Thanks to her, there was no more pressure on me to go to college. Instead, when I graduated, I got a job because my dad insisted I couldn't just sit around all day (wasn't ready for that reality, either - it was a hell of a shock!). And more important than that, I went into therapy.
The next five and a half years were a patchwork of five jobs, three colleges (in Oregon, Illinois and Iowa), two years of therapy with a year off in between, at least two near-breakdowns - no, had to be more than that - sex, marijuana, LSD, methedrine, toxic relationships and misery. After completing wasting the first semester of my senior year of college, I dropped out 34 hours short of my degree, went home, got the fifth job, then decided it was time to be a big girl and move out. Back I went to Des Moines with my neuroses, depression, undiagnosed fibromyalgia and social retardation. I found the job where I would stay for over 23 years, and rapidly descended into hell. Within a couple years of moving I was so ill from stress and exhaustion that my 5'10" frame carried just 107 pounds.
My stream-of-consciousness blurs over the next many years. Profound depression, hysteria, alienation; loneliness, lostness and listlessness; glorious periods of creativity and heartbreaking years of writer's block; the ecstasy of falling in love and the pain of his death 11 years later; and it all came down to a moment in 1996 when I realized, after my father's death, that there was nothing left to keep me in Des Moines any more. New top management had turned our once-friendly office into a pressure cooker, and my love was dead; my mother needed me. It was time to go back home.
The retrospective came to a surprise ending. I'd recalled just what a MESS I was as a teenager (well, actually, since first grade) and throughout my 20s.
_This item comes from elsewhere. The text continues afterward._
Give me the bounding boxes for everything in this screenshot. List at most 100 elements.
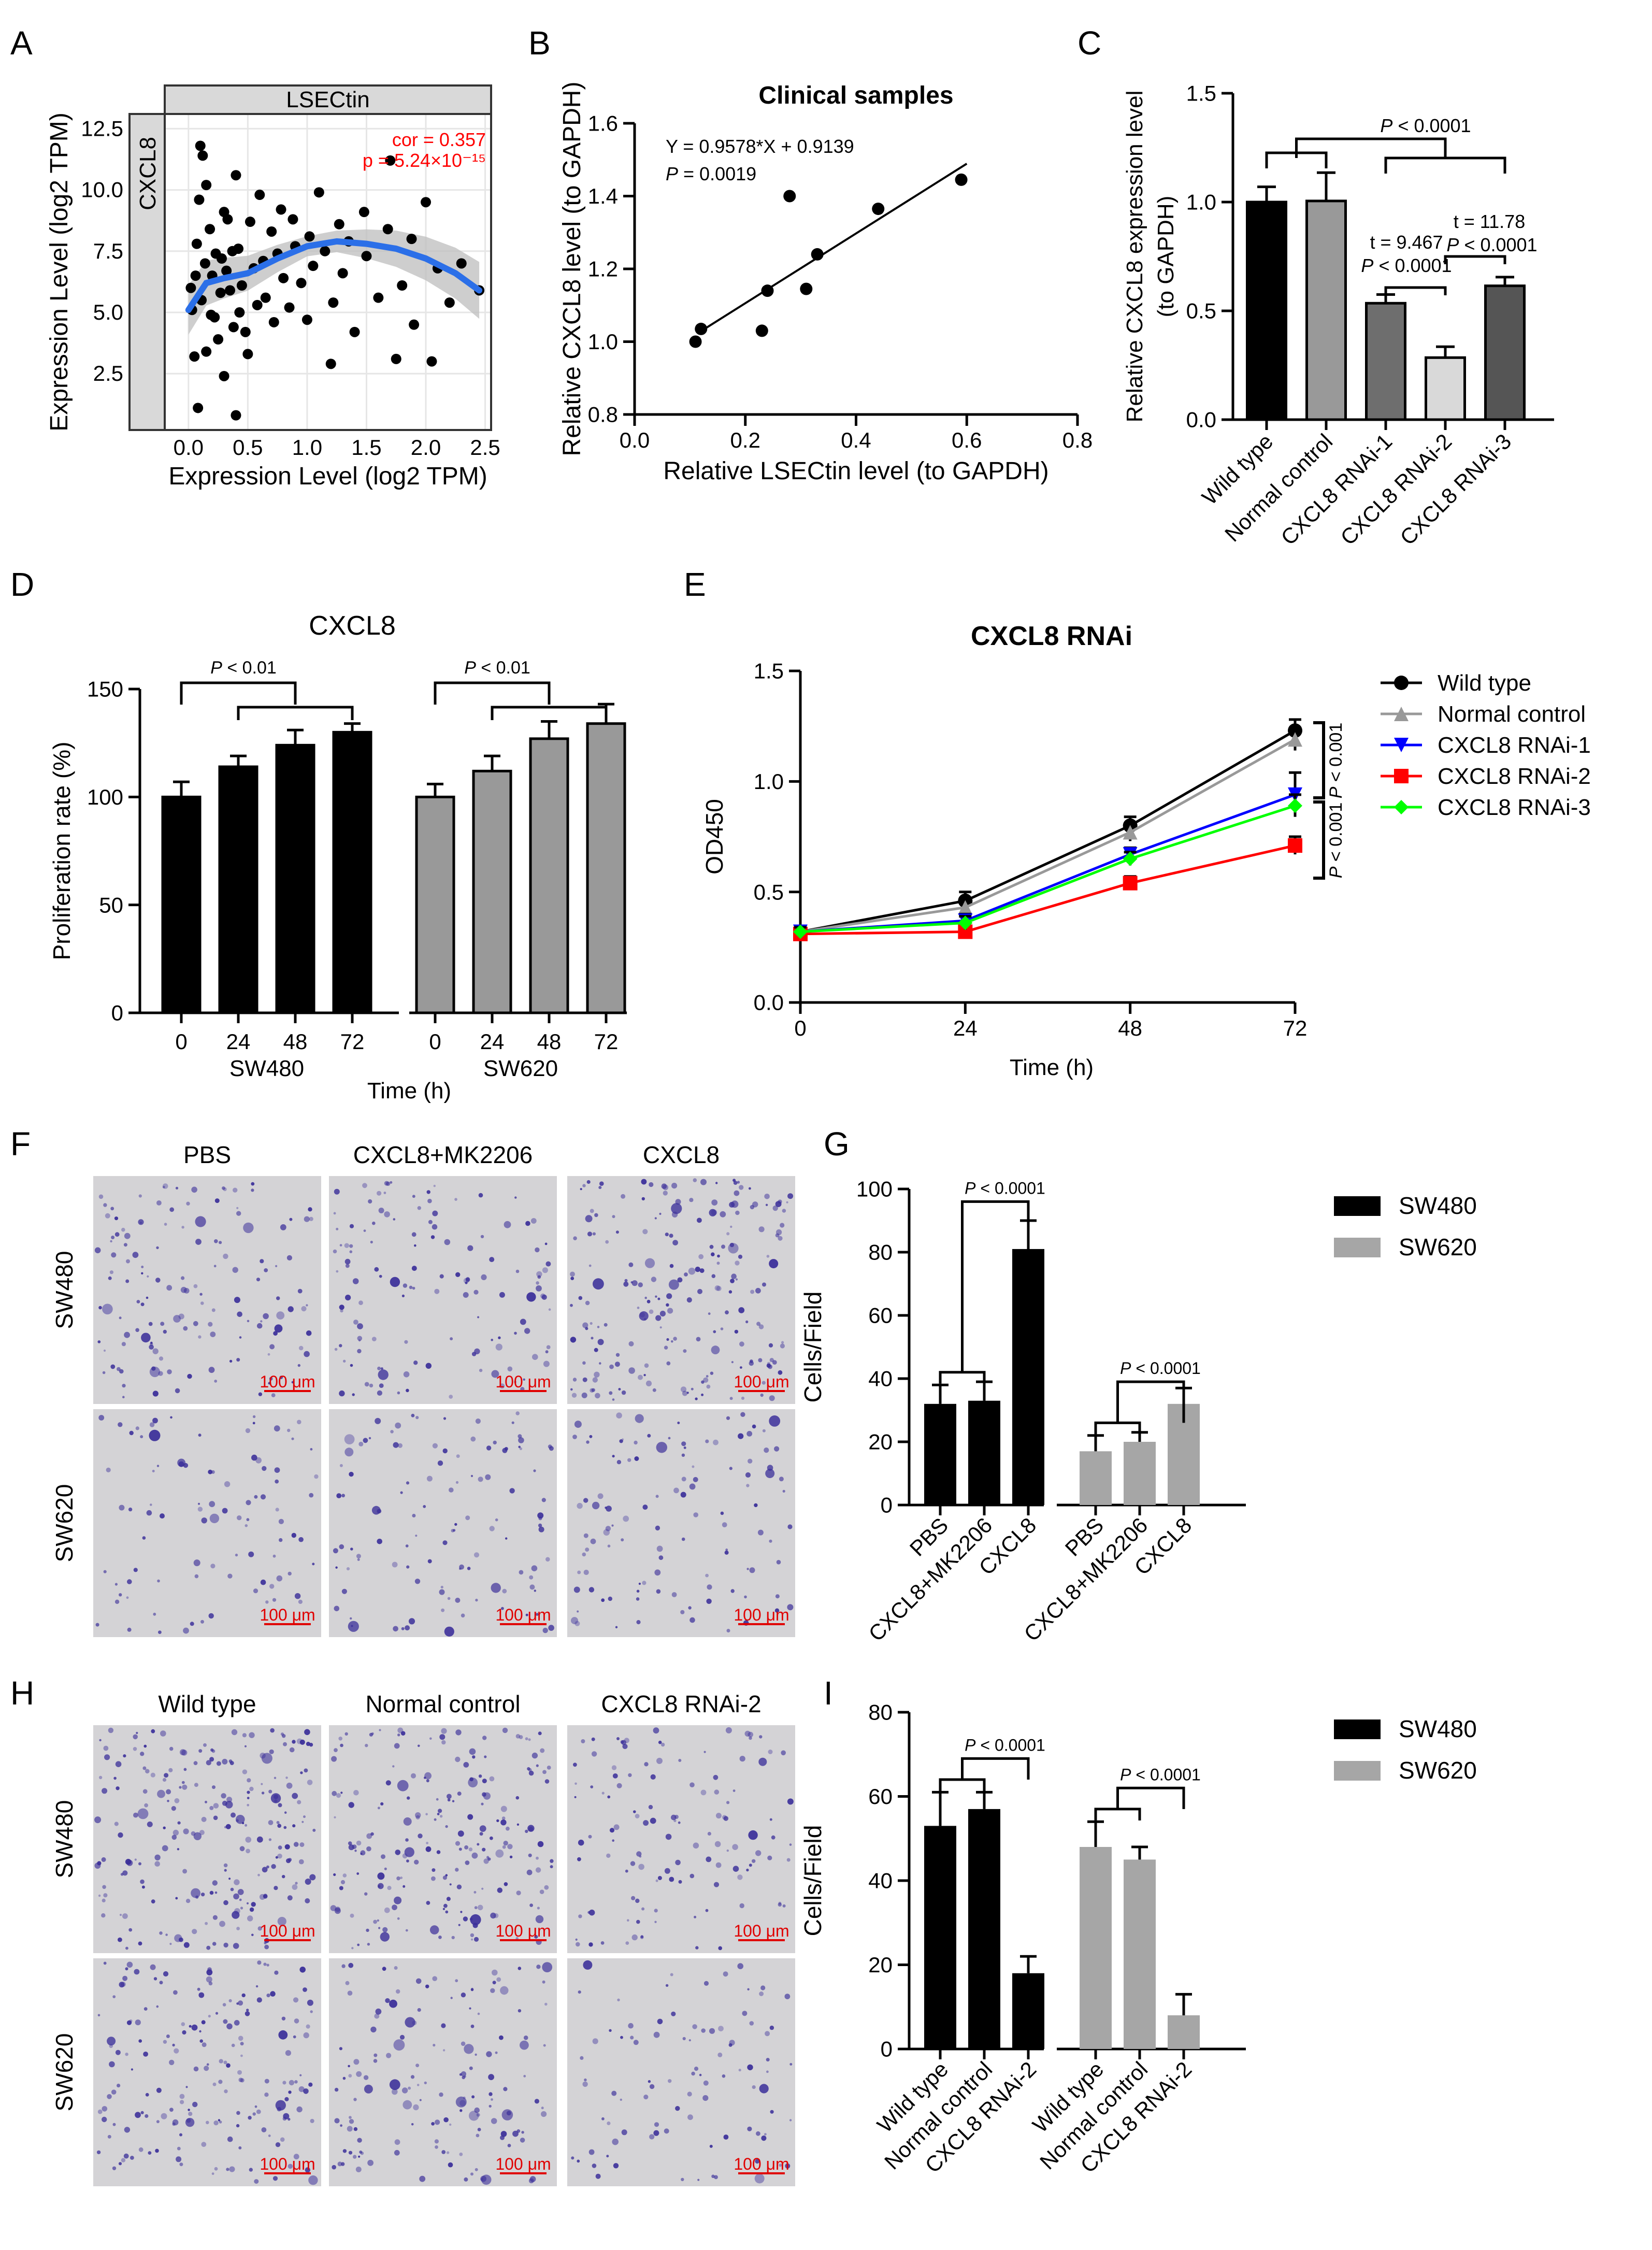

Thanks to a fantastic counselor named Diana and my dear Richard, most of my 30s were pretty good. I was 42 when Richard died; 18 months later I had a severe depressive crash that led to my first being medicated. How did it happen that now, as I am about to turn 55, I have spent the last several years being depressed mostly about clutter, disorganization, my weight and my garden? Where did the turbulence go?
Oh my. All the turbulence came from interaction - and I've become almost a hermit. Not an island - a peninsula, maybe. And definitely not a rock.
To hell with this. I've got to go work on my garden.